Por mais de uma década, o número de telefone foi a espinha dorsal de qualquer operação no WhatsApp. Ele era a chave que ligava a conversa ao cadastro, ao histórico e à automação. Com a chegada dos usernames, essa certeza acaba: o número deixa de ser a chave única do cliente.
A boa notícia é que a mudança não pega ninguém de surpresa se houver preparação. A má notícia é que empresas que não ajustarem CRM e integrações podem perder histórico e leads de forma silenciosa, sem nenhum alerta na tela.
Este é um guia prático. Reunimos em um checklist o que muda, o que permanece e quais frentes a sua operação precisa cobrir para atravessar a transição sem perder o cliente pelo caminho.
O que muda para quem usa o WhatsApp de forma estruturada
O ponto central, segundo a documentação para desenvolvedores da Meta, é que o telefone deixa de ser garantido em 100% das interações. Novos clientes podem chegar apenas com username e BSUID, sem o número visível. Isso torna a reconciliação do histórico do cliente uma estratégia essencial, não um detalhe técnico.
Vale entender também o novo identificador em si: dedicamos um artigo ao BSUID e ao impacto no CRM, que é a base técnica de tudo o que vem a seguir.
Checklist de preparação

Organize a preparação em quatro frentes, do dado técnico à governança:
- Mapear: ativar cedo o vínculo entre número e BSUID, já que o Livro de Contatos da Meta não é retroativo.
- Adaptar: ler os campos fromBSUID e toBSUID nos webhooks e tratar o campo from vazio ou nulo.
- Reconciliar: unificar registros do mesmo cliente para não duplicar contatos nem partir o histórico.
- Monitorar: acompanhar a integridade dos dados e revisar filtros de webhook baseados em número.

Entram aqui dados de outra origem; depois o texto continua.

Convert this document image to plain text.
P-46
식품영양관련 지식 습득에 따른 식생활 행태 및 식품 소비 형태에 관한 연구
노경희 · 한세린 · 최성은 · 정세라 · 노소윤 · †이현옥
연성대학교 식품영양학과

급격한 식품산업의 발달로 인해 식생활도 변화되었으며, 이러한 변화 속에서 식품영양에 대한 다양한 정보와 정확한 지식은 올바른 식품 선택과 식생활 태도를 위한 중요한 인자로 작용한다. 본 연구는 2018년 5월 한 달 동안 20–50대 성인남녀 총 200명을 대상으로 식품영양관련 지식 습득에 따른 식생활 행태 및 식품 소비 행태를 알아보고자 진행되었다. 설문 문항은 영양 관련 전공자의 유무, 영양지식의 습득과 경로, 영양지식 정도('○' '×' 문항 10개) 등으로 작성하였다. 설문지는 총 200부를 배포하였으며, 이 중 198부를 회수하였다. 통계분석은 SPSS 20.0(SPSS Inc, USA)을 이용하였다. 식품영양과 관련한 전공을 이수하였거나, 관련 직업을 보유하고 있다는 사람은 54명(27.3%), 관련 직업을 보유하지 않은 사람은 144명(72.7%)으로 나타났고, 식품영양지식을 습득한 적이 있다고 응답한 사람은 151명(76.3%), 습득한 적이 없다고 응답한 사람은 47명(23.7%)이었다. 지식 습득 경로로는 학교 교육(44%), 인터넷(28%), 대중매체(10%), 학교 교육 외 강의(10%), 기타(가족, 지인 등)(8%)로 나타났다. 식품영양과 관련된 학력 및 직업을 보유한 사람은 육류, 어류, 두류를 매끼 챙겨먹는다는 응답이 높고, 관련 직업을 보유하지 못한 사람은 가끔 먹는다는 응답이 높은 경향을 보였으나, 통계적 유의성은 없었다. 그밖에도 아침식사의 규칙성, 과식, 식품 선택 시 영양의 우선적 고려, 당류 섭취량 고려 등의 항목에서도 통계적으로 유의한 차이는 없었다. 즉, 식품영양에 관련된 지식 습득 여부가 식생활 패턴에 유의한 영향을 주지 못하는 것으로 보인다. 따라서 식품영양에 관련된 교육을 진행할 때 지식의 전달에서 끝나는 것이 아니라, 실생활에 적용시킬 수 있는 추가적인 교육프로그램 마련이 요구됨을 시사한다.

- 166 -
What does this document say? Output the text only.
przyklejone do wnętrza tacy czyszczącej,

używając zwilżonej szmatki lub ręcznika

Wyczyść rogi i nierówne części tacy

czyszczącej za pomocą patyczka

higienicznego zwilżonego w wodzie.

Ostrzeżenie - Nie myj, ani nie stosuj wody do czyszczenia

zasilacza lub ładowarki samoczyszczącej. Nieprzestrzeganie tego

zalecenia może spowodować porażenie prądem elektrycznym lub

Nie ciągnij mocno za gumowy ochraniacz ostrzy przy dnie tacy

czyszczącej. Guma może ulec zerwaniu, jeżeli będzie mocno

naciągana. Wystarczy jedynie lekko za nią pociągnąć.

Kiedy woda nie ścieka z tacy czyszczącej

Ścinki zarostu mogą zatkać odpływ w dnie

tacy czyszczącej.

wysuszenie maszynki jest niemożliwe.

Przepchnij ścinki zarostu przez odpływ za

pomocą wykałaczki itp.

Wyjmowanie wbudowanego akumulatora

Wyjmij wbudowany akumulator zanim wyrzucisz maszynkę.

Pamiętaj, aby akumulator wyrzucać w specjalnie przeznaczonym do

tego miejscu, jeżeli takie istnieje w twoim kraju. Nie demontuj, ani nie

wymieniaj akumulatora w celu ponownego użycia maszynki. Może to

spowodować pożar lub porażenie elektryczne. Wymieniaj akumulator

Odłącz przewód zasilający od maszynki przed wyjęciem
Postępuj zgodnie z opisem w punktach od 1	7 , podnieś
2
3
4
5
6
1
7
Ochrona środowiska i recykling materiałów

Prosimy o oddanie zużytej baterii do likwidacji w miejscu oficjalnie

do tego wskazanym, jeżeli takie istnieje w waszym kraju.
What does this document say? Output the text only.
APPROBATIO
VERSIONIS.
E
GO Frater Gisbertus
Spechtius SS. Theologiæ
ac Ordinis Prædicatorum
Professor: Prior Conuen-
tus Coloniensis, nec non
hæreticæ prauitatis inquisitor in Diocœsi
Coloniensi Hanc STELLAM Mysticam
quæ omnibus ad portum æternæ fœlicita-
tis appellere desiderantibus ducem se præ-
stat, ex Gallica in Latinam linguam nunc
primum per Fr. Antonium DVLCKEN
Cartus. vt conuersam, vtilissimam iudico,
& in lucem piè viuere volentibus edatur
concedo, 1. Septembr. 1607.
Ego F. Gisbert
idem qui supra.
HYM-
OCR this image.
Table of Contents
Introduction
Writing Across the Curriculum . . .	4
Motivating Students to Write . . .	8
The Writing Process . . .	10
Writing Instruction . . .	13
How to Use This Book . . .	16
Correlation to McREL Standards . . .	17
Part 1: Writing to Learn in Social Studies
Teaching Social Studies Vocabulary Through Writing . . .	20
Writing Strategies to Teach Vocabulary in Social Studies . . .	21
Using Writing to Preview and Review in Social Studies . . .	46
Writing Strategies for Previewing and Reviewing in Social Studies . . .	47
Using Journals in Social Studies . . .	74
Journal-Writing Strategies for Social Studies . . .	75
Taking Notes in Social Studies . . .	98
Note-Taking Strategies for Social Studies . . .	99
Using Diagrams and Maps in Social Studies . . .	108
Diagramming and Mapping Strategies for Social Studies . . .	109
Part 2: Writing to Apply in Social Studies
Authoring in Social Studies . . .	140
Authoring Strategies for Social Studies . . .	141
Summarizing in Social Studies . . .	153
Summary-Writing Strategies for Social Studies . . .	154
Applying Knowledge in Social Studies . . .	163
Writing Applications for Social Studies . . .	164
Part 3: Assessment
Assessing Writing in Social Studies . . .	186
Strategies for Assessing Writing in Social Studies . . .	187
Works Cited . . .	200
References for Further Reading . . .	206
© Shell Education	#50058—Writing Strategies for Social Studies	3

O que muda e o que permanece
| Item | Status |
|---|---|
| Toda conta ainda exige um número vinculado | Não muda |
| Templates de autenticação exigem o número | Não muda |
| Chamadas, vídeo e recursos nativos do app | Não muda |
| Número garantido em 100% das interações | Muda |
| Cliente pode chegar apenas com BSUID | Muda |
| Chave de identificação do cliente no CRM | Muda |
Privacidade e o novo modelo de identidade
A mudança não é só técnica, é também de filosofia. Ao permitir a conversa sem expor o número, a Meta reforça o conceito de privacy by design: o cliente ganha mais controle sobre um dado pessoal sensível. A cobertura de veículos de tecnologia, como o Olhar Digital, reforça que esse novo padrão de identidade vale para todos os perfis.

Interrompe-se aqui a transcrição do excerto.